GDP was forecast at 3.2% in fiscal 2020, and was seen averaging at about 2.6 percent over the forecast four-year period.
Net debt was also forecast to rise slightly above 20% of the GDP, before dropping to 19.9 per cent in 2022.
Robertson warned the economy faces continuing risks from the U.S.-China trade disputes and Britain’s exit from the European Union.
The budget forecast an operating surplus of NZ$3.5 billion for the year ending June, up from NZ$1.7 billion forecast in December.
Despite enjoying a ‘rockstar’ economy for years, some New Zealanders have felt left behind due to the rising inequality.
Ardern, the popular 38-year-old Prime Minister, came to power in 2017 with an agenda of social justice and promising to make the economy “work for all New Zealanders”.
Some questioned whether the budget had lived up to the government’s stated goals to transform the economy and pointed out that the spending increase was still relatively modest as the government stuck firmly to its targets of paying down debt.
Referring to the leak of budget details, opposition National party called it a “botched budget”, and questioned allocation for defence that do not come under the wellbeing approach.
“Families want more money in their weekly budgets for food, petrol and rent. Instead, their taxes are going towards rail, the defence force and trees,” said National Party leader Simon Bridges.
Critics, many in the Labour’s left-wing base, already felt the government has already missed key opportunities to fulfil its transformative goals.
“They have spent on their priorities that they stated they would but I just don’t get the sense that its the transformation that we have been promised,” said Ganesh Nana, chief economist at Wellington economic think tank BERL.
Ardern made a surprise U-turn in April by ruling out a capital gains tax during her tenure, long a Labour policy to tackle wealth inequality.
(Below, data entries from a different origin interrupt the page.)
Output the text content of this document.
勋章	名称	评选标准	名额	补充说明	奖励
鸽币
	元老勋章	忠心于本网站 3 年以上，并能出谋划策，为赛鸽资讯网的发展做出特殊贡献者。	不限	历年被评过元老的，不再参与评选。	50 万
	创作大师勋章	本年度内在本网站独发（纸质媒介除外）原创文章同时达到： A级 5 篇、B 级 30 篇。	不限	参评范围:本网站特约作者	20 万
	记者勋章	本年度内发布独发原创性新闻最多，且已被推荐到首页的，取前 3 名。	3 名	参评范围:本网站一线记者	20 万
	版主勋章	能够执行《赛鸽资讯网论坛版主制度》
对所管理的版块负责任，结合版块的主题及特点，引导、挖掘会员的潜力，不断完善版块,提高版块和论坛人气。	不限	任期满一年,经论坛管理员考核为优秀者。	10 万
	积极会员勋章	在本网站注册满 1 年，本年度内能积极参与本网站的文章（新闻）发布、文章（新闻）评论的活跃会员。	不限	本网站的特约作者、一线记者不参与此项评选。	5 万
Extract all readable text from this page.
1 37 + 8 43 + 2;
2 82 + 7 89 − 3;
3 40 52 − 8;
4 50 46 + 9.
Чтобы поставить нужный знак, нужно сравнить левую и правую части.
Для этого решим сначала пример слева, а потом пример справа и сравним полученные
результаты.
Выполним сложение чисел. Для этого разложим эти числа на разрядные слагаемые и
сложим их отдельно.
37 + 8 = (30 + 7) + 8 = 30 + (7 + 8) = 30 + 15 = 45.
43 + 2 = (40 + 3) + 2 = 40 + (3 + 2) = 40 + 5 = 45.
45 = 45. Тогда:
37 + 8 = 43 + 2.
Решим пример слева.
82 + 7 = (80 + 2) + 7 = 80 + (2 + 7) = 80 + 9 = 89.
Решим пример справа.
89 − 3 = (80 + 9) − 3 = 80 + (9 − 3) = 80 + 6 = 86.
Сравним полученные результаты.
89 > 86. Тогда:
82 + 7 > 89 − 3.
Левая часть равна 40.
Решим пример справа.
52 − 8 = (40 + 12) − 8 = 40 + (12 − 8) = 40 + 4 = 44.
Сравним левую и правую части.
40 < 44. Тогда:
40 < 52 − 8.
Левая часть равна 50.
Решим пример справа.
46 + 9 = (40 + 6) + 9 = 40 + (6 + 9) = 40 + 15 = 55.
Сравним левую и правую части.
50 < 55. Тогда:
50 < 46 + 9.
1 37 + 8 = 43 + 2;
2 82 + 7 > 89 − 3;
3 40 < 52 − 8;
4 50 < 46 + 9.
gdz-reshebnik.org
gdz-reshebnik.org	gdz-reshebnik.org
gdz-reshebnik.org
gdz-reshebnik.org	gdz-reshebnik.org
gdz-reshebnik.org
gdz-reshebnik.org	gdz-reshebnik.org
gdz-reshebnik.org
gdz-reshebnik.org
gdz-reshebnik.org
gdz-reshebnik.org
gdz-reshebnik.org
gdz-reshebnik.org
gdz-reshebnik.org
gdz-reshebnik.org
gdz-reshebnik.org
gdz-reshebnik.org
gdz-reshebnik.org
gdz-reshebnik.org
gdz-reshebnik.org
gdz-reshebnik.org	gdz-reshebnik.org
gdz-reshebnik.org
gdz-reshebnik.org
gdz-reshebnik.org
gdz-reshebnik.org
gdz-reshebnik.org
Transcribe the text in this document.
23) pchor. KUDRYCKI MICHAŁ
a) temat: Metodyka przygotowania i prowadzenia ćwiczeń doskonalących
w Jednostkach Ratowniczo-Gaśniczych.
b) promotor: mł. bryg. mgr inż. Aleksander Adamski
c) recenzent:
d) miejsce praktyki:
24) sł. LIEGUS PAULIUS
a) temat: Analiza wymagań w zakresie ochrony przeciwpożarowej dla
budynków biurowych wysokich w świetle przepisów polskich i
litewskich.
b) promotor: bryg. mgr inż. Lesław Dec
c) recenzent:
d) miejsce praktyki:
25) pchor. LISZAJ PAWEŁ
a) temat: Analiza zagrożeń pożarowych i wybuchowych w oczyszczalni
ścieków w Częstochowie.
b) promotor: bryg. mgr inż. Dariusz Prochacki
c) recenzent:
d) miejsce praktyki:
Tens of thousands of New Zealand teachers staged the country’s largest strike on Wednesday, and doctors, nurses and others also threatening industrial action this year for higher pay and shorter hours.
“Moving the dial, meaningfully, on Kiwi wellbeing may take 5-10 years, and they’ll be quizzed every budget,” said Kiwibank Chief Economist Jarrod Kerr.
“The aspirations in the budget are grand, and respected. But it’s all about long-term execution in a short-sighted political world.”